Göç politikasının parçası
Devletin yıllardır bu bölgeye özel politikalarla yöneldiğini söyleyen Gülperi Doğan ise, “Köy yakılmalarına daha fazla dayanamayıp köyden metropollere göç eden insanlarımızın tamamı yoksul. Göç edenler geri dönmek isteseler dahi geri dönecekleri bir evleri kalmadı. Hepsi bombalandı ve yakıldı. 1990’lı yıllarda bizi ve yaşam alanlarımızı nasıl yaktılarsa bugün de aynı şekilde yakmaya çalışıyorlar” diye konuştu. Yaylaların çatışma bahanesiyle yakıldığını dile getiren Doğan, “Bölgenin yakılmasının asıl sebebi bölgeyi insansızlaştırmaktır. Devlet başımızda helikopterlerle bizleri korkutup köylerimizden çıkarmayı planlıyor” dedi.
‘Mezarlıklarımız yandı’
Bölgelerinin bilinçli yakıldığını söyleyen Birsen Yıldız ise, “Yıllardır bizlerin yaşam alanlarına saldırıyorlar. 38’de ve 90’lı yıllarda yine köylerimiz ve ormanlarımız askerler tarafından yıkıldı, yakıldı” dedi. “Bize, ‘ya ölün ya da gidin’ diyorlar” ifadelerini kullanan Yıldız, “Ormanları havadan bombalayarak yaktılar. O ormanlarda köy mezarları vardı. O mezarların hesabını nasıl verecekler? Büyüyen çocuklar ölen büyüklerinin mezarını aramazlar mı?” diye sordu. Öte yandan Bingöl’ün Genç ilçesinde “Özel Güvenlik Bölgesi” ilan edilen Sivan, Doğanlı ve Suveren köyleri kırsalında 4 gündür devam eden yangın söndürüldü.

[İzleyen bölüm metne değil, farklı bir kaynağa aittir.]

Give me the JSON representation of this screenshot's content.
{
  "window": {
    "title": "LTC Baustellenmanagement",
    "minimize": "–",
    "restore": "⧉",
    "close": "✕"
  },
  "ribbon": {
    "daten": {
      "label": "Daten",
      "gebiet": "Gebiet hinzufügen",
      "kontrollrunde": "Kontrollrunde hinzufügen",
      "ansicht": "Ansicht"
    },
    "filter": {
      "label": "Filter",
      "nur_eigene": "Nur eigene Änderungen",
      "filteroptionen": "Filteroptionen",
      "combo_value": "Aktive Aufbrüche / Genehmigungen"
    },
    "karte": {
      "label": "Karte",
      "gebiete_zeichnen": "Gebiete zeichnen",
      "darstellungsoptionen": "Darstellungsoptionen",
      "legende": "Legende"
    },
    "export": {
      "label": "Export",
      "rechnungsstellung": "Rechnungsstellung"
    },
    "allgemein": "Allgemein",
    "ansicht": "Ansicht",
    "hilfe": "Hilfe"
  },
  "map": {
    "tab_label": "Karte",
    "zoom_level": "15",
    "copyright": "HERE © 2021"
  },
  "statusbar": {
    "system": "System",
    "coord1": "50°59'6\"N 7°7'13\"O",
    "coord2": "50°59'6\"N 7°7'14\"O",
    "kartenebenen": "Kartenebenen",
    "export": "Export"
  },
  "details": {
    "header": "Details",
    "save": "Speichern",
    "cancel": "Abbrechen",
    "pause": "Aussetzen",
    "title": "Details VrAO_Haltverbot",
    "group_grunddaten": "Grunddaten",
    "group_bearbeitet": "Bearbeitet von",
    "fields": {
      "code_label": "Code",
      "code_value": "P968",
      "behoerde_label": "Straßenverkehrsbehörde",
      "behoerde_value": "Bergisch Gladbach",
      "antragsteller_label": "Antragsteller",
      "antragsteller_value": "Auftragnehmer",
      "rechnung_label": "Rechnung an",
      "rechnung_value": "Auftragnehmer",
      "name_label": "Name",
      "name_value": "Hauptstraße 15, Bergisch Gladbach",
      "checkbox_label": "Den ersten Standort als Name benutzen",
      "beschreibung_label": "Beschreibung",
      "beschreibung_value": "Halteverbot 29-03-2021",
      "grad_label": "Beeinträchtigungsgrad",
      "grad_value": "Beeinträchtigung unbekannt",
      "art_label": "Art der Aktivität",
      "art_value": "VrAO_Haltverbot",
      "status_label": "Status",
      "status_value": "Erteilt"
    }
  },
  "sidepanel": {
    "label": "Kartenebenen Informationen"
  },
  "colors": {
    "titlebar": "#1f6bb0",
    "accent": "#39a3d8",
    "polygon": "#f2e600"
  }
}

Ne müdahale ediliyor ne kayıt altına alınıyor
Kürt kentlerinde yaşanan orman yangınları gündemdeki yerini koruyor. Şu ana kadar çıkan ve yetkililerin hiç müdahale etmediği yangınlarda çok sayıda ormanlık alan ve tarım arazisi yok oldu. Batıda rant odaklı çıkan/çıkarılan yangıların aksine Kürt kentlerinde ise yangınlar daha çok askeri operasyonlar sonucu meydana geliyor. Yangınların hemen hemen tamamına “Özel Güvenlik Bölgesi” gerekçesiyle müdahale edilmezken, bazen de “ekipman yetersizliği” bahanesine sığınılıyor. Bölgedeki yangınlarda halkın müdahalesi öne çıkarken, yetkili kurumlar ise yangınlar yerine, yangını söndürmek isteyen halka müdahale ediyor. Başta Dersim, Diyarbakır, Bingöl, Mardin ve Şırnak’ta çıkan yangınlarda şu ana kadar binlerce hektarlık ormanlık alan küle döndü. Ancak yanan alanlar resmi kayıtlarda yer almadı. Tunceli Valisi Tuncay Sonel, yangınlardan bir hafta sonra yaptığı açıklamada, Dersim’deki yangın fotoğrafları için “Fotoğraflar ilimize ait değildir” iddiasında bulundu. Ancak sanatçı Ferhat Tunç’un yangın bölgesinden görüntü yayınlaması sonrası Soyel’in açıklamasının gerçeği yansıtmadığı ortaya çıktı.